Let's see what it actually says...
In the beginning 1 God 2 created 3 the heavens and the earth. 4Notice the footnote next to the word 'earth'.
Genesis 1:1 NET
4 tn Or “the entire universe”; or “the sky and the dry land.” This phrase is often interpreted as a merism, referring to the entire ordered universe, including the heavens and the earth and everything in them. The “heavens and the earth” were completed in seven days (see Gen 2:1) and are characterized by fixed laws (see Jer 33:25). “Heavens” refers specifically to the sky, created on the second day (see v. 8), while “earth” refers specifically to the dry land, created on the third day (see v. 10). Both are distinct from the sea/seas (see v. 10 and Exod 20:11).
Genesis 1:1 NET footnote 4 (emphasis mine)So while it may be commonly interpreted as referring to the entire universe, the words "heavens" and "earth" actually refer specifically to "sky" and "dry land" respectively. As the footnote shows, these are also separate from the sees mentioned in verse 10.
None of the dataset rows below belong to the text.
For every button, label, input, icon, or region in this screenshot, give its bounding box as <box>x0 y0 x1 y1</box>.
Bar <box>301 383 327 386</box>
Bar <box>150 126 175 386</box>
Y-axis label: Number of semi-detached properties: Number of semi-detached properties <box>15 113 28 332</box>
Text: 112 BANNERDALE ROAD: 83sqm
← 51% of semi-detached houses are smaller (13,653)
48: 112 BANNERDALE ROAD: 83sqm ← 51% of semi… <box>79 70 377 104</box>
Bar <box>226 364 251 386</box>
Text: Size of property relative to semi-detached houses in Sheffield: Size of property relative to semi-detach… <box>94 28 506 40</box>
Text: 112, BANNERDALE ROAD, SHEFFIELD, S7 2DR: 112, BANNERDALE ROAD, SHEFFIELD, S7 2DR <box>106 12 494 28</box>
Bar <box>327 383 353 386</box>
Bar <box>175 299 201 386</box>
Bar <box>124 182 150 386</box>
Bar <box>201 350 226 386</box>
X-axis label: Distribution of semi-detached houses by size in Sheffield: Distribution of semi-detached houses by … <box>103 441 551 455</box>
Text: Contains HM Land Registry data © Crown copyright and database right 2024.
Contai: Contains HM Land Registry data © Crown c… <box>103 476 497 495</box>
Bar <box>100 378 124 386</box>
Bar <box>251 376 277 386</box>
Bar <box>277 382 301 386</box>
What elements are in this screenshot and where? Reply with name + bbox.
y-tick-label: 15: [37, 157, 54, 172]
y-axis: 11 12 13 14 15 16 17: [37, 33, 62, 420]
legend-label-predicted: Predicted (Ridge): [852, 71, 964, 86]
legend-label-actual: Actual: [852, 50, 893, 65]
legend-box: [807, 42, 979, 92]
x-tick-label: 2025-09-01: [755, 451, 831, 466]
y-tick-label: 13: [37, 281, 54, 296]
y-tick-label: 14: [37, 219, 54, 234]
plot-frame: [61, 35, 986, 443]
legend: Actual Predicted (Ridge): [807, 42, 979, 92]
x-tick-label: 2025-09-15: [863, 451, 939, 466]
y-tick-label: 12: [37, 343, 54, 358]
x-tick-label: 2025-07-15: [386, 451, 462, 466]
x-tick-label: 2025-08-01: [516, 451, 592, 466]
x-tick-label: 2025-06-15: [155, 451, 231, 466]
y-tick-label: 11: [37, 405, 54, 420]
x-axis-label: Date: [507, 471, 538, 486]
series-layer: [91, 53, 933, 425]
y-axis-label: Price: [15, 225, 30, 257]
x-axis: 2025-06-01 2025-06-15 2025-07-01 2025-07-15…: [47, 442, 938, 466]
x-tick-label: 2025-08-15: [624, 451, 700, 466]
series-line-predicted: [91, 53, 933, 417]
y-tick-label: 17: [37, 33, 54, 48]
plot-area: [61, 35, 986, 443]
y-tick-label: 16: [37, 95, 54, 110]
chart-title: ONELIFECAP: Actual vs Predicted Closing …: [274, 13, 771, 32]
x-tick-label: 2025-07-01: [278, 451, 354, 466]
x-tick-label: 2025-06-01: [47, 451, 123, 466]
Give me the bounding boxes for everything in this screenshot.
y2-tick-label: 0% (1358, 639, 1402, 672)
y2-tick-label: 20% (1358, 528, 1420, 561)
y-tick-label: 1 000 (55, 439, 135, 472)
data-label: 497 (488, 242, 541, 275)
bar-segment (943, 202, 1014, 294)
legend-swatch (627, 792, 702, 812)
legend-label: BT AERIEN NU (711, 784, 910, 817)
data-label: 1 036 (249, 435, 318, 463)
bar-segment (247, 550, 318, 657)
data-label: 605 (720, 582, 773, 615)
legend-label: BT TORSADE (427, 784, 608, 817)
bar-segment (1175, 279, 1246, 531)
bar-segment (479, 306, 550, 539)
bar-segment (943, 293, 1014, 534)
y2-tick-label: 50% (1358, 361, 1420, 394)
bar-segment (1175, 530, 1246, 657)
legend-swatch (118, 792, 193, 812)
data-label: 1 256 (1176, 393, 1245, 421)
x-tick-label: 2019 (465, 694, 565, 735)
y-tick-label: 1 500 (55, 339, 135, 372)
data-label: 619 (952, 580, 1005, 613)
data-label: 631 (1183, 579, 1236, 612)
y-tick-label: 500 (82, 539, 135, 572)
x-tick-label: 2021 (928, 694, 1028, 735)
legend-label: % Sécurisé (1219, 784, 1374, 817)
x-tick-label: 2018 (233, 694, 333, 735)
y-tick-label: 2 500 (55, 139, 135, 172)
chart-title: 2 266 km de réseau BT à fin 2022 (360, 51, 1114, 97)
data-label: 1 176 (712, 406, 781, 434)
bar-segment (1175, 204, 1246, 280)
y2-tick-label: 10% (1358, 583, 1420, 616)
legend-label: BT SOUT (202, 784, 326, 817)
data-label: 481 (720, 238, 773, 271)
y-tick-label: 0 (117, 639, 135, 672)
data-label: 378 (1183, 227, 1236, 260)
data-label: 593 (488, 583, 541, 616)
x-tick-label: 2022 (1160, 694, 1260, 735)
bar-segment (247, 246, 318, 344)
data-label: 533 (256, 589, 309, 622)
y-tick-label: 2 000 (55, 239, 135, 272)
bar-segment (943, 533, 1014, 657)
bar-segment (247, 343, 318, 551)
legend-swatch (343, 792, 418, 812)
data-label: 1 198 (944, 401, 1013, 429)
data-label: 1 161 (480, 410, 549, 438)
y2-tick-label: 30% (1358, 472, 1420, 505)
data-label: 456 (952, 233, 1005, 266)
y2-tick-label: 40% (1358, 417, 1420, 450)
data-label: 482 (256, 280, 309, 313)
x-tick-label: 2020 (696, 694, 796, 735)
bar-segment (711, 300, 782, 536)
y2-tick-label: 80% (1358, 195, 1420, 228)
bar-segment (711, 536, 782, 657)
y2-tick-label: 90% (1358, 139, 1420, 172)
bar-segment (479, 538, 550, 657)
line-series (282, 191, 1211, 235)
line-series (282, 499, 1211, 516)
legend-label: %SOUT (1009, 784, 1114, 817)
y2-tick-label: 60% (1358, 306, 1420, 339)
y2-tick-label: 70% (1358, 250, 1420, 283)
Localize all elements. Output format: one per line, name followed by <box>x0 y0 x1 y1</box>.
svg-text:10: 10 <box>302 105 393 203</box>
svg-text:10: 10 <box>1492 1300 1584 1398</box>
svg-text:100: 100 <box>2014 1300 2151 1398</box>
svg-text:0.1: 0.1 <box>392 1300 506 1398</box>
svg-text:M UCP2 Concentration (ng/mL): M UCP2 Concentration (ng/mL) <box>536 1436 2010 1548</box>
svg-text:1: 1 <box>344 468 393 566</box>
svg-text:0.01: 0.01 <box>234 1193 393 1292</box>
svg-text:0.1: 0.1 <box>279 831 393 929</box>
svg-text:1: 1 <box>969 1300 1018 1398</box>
The author(s) of Genesis had no knowledge of the universe as we understand it today. In their view, the sky literally contained the sun, moon, and stars. They viewed the earth as a flat disc, covered by a solid dome which they called the "firmament". The sun, moon and stars are said to be IN the firmament (verse 14 & 17), while verse 7 talks about there being water ABOVE the firmament.
v8 And God called the firmament "Heaven".
v10 And God called the dry land "Earth".
People may try to interpret verse 1 as referring to the entire universe, but to do so is to take the verse out of context and infuse it with a modern understanding of cosmology. This is bad exegesis.
Genesis 1 does not claim that God created the universe.
Don't believe me? Look it up. See for yourself.